Last week I was at Kripalu with a group of openhearted souls whom I adore and to whom I bow. We work with Swami Kripalu’s instruction to teach from life experience and from love. The first principle is love.
I’m going to digress for a moment… Patanjali wrote in the yoga sutras that the phenomenal world is a world of experience that exists for our edification. We can experience the events of our lives, learn a bit and leave it at that. We can also go deeper into that experience and move toward realization of the Self.
I came into the week with things on my mind. The sessions in our group can get intense, and they can amplify what’s on my mind, and there came a time when the intensity peaked for me. It was all I could bear. I thought I was going to blow a fuse. I ran into a wall of simple truth, and it wasn’t even new truth; it was shit I know very well. But it came with such a hard edge. I tried to change the subject and I couldn’t. I hated the experience because of how bad it made me feel.
We were supposed to talk about our experience afterward, but I couldn’t face doing it. I couldn’t find any words. I couldn’t get purchase. So I clammed up.
By the next morning I had calmed down and I made my report to the group.
Sometimes I get caught up in what the story says, and I miss what the story tells.
The events of the week were exactly what I needed. The events brought about an experience that contained a lesson that I had to get. The lesson was a simple truth that I’d been able to dodge until now. And the intelligence manifest in the course of events had become insistent about my getting this lesson. So a ton of bricks was dropped on me in order to get my attention. Fair enough.

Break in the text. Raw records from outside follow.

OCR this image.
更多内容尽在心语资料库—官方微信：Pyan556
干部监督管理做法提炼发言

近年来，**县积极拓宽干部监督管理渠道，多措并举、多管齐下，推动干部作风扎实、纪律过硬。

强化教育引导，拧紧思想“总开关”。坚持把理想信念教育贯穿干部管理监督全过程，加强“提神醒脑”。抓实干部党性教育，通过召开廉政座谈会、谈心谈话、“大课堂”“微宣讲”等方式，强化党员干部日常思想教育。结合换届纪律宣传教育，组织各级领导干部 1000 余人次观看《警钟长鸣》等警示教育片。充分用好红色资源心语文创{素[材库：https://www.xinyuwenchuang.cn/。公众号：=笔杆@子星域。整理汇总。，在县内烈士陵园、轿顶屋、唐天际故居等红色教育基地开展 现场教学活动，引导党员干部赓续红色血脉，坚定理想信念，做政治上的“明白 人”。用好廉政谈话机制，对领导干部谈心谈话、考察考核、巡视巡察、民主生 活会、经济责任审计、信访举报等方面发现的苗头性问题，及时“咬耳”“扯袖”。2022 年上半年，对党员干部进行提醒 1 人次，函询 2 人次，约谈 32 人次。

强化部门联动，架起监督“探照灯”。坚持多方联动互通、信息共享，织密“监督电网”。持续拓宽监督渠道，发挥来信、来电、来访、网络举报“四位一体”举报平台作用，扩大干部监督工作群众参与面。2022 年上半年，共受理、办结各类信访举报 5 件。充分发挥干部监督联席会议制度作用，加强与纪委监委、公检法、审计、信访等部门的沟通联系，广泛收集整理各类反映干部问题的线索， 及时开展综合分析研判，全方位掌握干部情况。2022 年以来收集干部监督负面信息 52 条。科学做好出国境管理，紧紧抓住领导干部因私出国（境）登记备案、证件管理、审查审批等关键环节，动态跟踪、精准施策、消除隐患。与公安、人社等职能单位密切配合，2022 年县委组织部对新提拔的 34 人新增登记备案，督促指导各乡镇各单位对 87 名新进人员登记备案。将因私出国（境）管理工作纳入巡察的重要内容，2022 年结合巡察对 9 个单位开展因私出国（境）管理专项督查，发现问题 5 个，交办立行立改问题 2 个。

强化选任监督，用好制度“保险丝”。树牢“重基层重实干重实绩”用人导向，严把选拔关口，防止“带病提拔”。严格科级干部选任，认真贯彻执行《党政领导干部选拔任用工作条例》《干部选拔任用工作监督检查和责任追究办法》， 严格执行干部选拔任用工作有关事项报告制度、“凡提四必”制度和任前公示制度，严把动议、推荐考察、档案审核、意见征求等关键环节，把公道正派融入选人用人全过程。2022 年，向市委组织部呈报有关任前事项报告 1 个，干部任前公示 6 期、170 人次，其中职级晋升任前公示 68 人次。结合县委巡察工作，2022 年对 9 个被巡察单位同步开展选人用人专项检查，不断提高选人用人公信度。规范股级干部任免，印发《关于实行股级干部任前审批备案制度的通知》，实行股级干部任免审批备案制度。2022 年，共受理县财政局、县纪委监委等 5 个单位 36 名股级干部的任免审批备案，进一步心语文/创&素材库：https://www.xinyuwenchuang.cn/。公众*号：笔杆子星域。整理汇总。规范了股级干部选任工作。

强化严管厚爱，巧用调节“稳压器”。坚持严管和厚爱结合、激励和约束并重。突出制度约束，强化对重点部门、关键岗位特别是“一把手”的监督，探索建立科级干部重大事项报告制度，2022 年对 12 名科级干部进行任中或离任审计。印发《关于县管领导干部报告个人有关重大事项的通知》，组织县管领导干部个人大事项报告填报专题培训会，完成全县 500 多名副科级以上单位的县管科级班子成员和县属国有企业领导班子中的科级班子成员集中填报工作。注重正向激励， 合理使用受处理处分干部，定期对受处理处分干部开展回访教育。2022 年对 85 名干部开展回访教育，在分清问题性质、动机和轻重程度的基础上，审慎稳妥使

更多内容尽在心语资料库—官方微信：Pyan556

From the experience itself, from the chain of events, from the way it went down I’m catching on to two things among other things…
1) I’m always offered what I need. Always have been. And I don’t always have the necessary awareness to see the truth and to accept what I need. But truth is eternal and it will out. And if I can’t get my lesson from a butterfly, then eventually I’ll have to get it from a brick. Hard head = hard lesson.
2) If it is true that so far I’ve been getting what I need, then maybe I can afford to have a little more faith in the unfolding future. Particularly when things don’t seem to be going my way.
I don’t want to rationalize suffering with this insight. I don’t want a slogan that I’ll become attached to. I don’t want a reason to be passive. What I do want, is to see as clearly as I can the teaching that is in front of me. And I can’t do that if I’m being fearful and insecure.
My life will go the way that it must according to how I live it. And everything that I need for this moment is present. The difference in the course of my life will be made by whether I react to my experience with narrowness and discontent or whether I take my seat in love and welcome the truth.